Having such a strong focus on testing enabled us to do 195 live releases between March and December (~9 months) without stressing about breaking something. It also allows me to tell new team members what I told the CTO when I got hired: “[I] plan on writing tests and go home on time.” I stand by this, and don’t want any of my teammate to pull extra hours, especially for something that could have been prevented with proper test coverage.


💢 On most projects, technical expertise is not the bottleneck. It does matter. It does help to have experienced developers in a team. But the idea under which having a team made of highly skilled developers is going to outperform is very misguided. Most problems coming up, especially in a fast growing company, are human-related issues (lack of communication, ego clashes, misunderstandings…). During this year, I’ve tried my best to give a safe space for my teams to enable everyone to work at their best, no matter their technical skills to begin with. I only want to keep doing that in 2018.

Things I’d like to do

I know it’s a bit out of scope for the yearly retrospective, but I think it’s worth mentioning what I would like to focus on for next year. If only for me.

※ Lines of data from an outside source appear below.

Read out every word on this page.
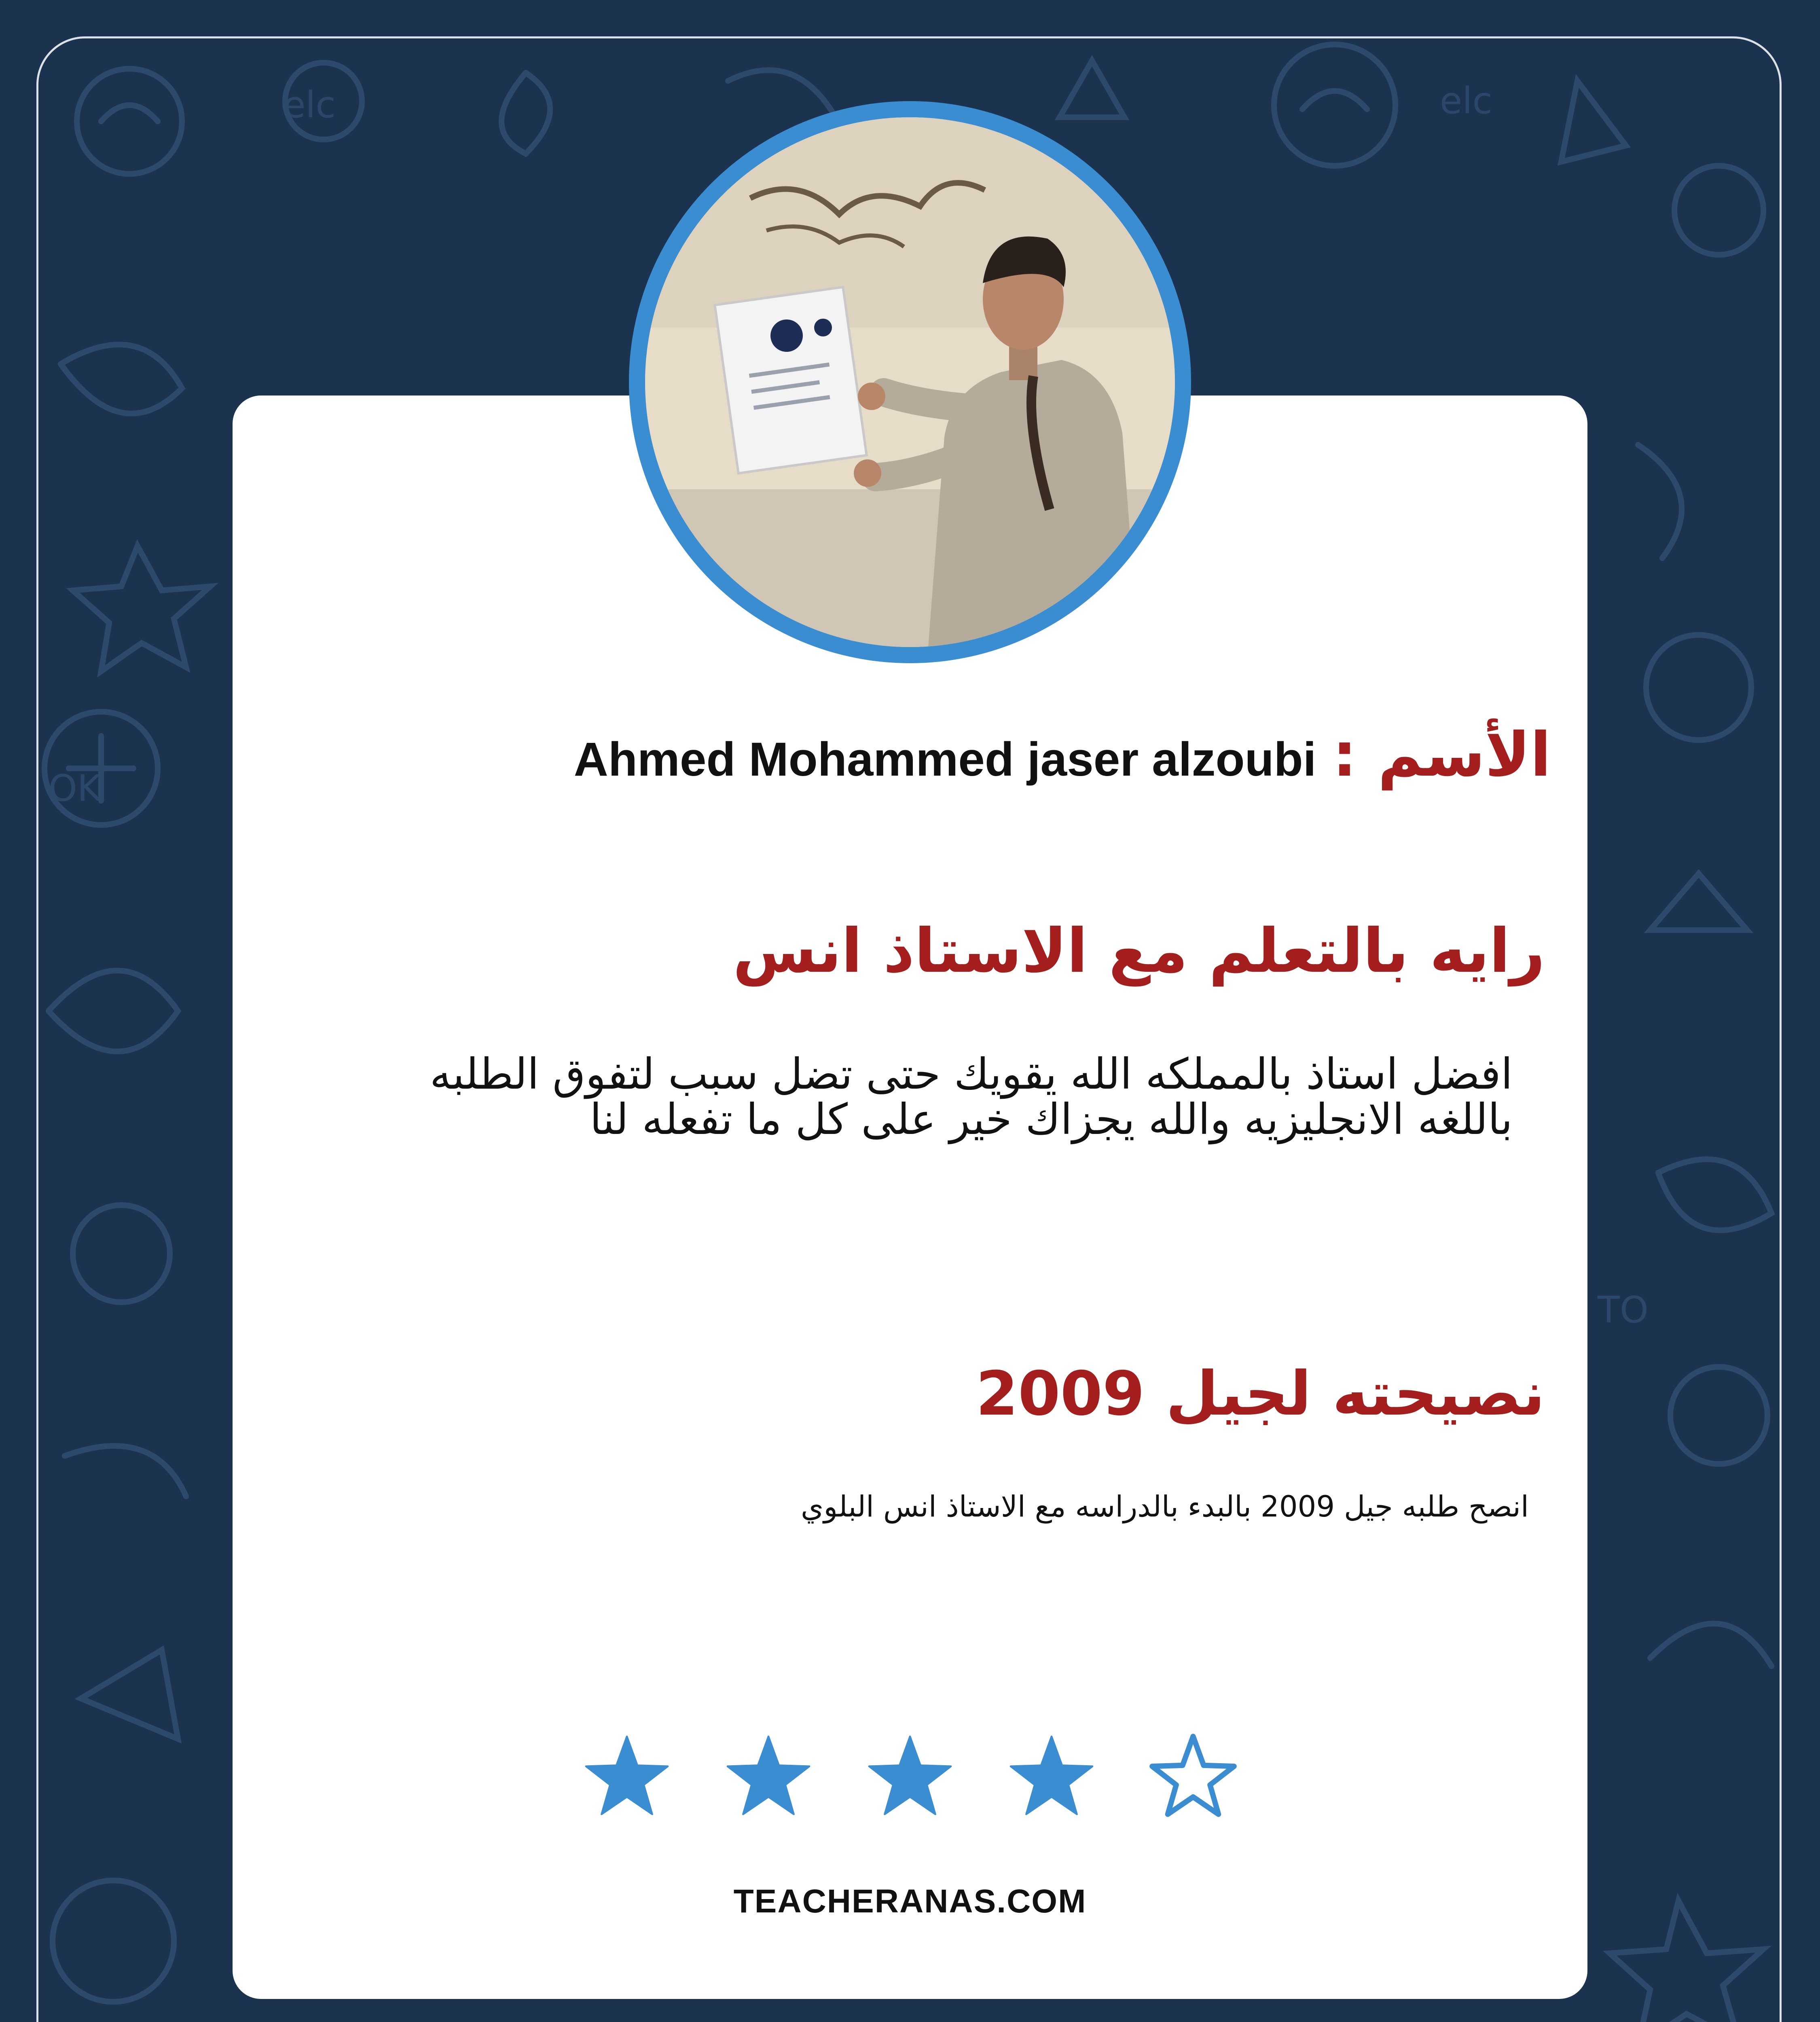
elc	elc
OK
TO
الأسم :
Ahmed Mohammed jaser alzoubi
رايه بالتعلم مع الاستاذ انس
افضل استاذ بالمملكه الله يقويك حتى تضل سبب لتفوق الطلبه باللغه الانجليزيه والله يجزاك خير على كل ما تفعله لنا
نصيحته لجيل 2009
انصح طلبه جيل 2009 بالبدء بالدراسه مع الاستاذ انس البلوي
TEACHERANAS.COM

👭 I get my energy from enabling people to work better. Both from a technical standpoint as well as a process and communication side. I would like to keep doing that next year. I learn a lot doing so, and develop a social side of me that has long been lagging behind. It’s helpful, both for me and other people.

🌱 I should try to be a bit more healthy next year. Maybe do some sports, eat better, or at least more regularly. Clean my flat more often. All in all, get my shit together. I tend to enter phases where I just let myself go, and that’s not good. I need to work on that.

📝 I didn’t write much in 2017, and in many subtle ways, I realise I’ve missed it. Maybe I should try to write a bit more in 2018, even if it’s only small write-ups. I’d like to share more of what I do at work, because I’m very proud of the platform our team have been building. Hopefully I’ll be able to write about small parts every now and then.


I think that’s it for this year, folks. I hope you had it good yourself, and are ready for the new year!